Priming effect and C storage in semi-arid no-till spring crop rotations

Adoption of less invasive management practices, such as no-till (NT) and continuous cropping, could reduce CO2 emissions from agricultural soils by retaining soil organic matter (SOM). We hypothesized that C storage increases as cropping intensity increases and tillage decreases. We also hypothesized that pulsed addition of C increases the mineralization of native SOM. We evaluated C storage at the 0- to 5-cm depth in soils from four crop rotations: winter wheat-fallow, spring wheat-chemical fallow, continuous hard red spring wheat, and spring wheat-spring barley on a Ritzville silt loam (Calcidic Haploxeroll).
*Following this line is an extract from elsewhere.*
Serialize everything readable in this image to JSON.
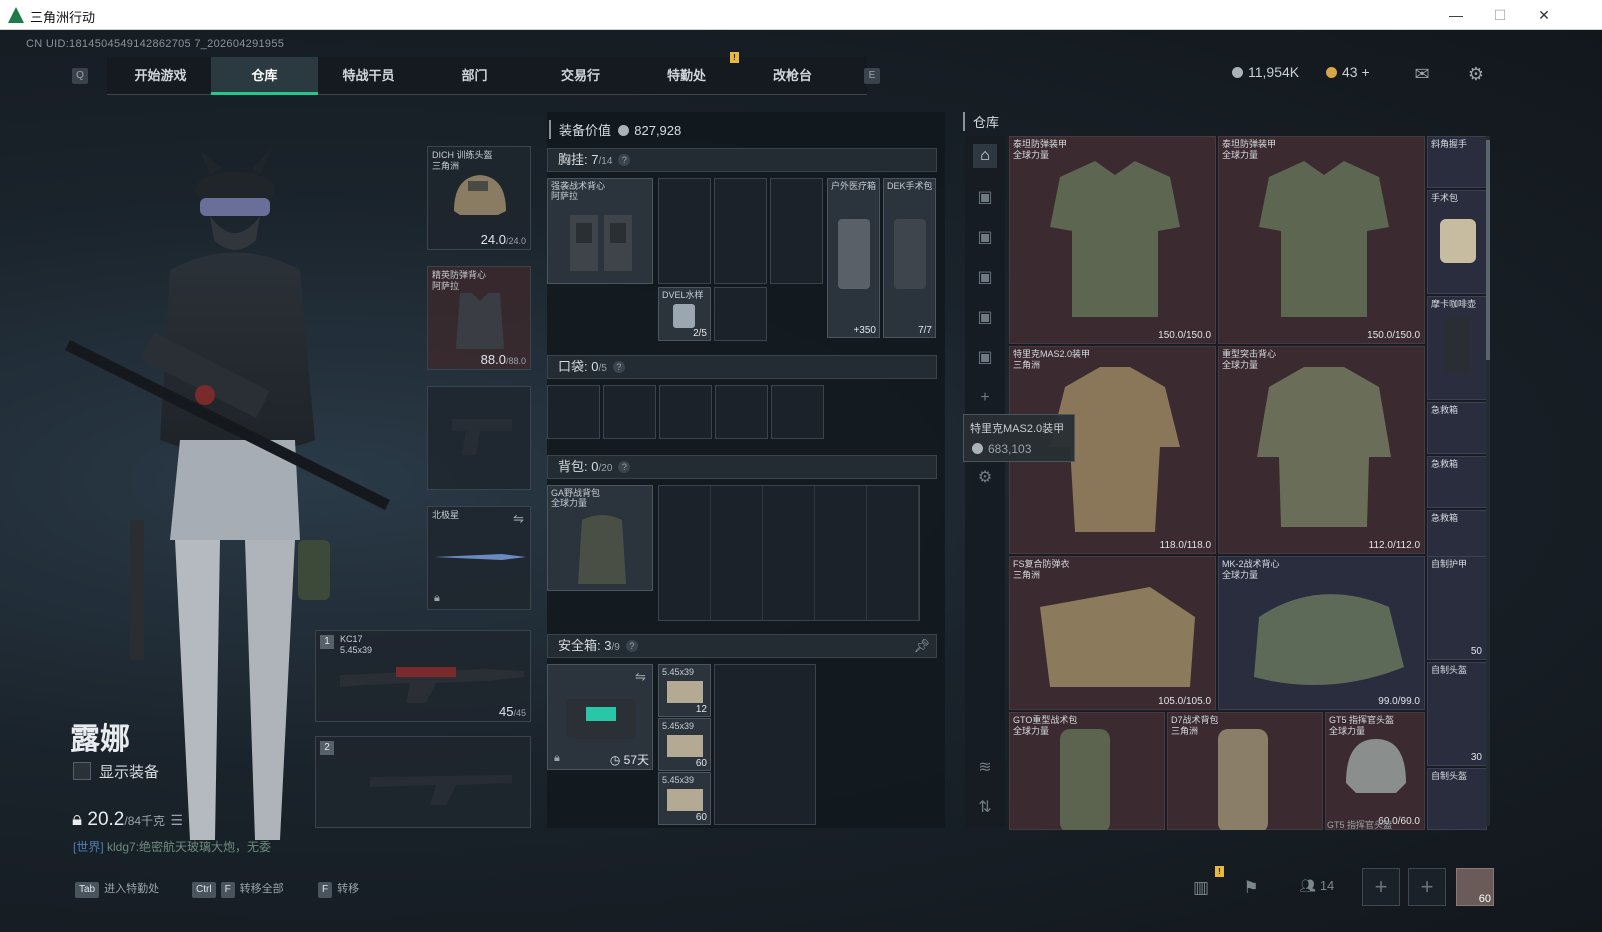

In two incubation studies using C-14-labeled wheat straw, we traced the decomposition of added residue as influenced by (1) cropping frequency, (2) tillage. and (3) pulsed additions of C. Differences in C-14 mineralization did not exist among the four rotations at any time throughout the incubations. However, differences in total CO2 production between the continuous wheat rotations and the fallow rotations point to a priming of native SOM, the degree of which appears to be related to the relative contributions of fungi and bacteria to the decomposition of added residue. Addition of non-labeled wheat straw to select samples in the second incubation resulted in a flush of C-14-CO2 not seen in the controls. This priming effect suggests C inputs have a greater effect on mineralization of residual C compared to disturbance and endogenous metabolism appears to be the source of primed C. with priming becoming more pronounced as the fungal: bacterial ratio in the soil increases.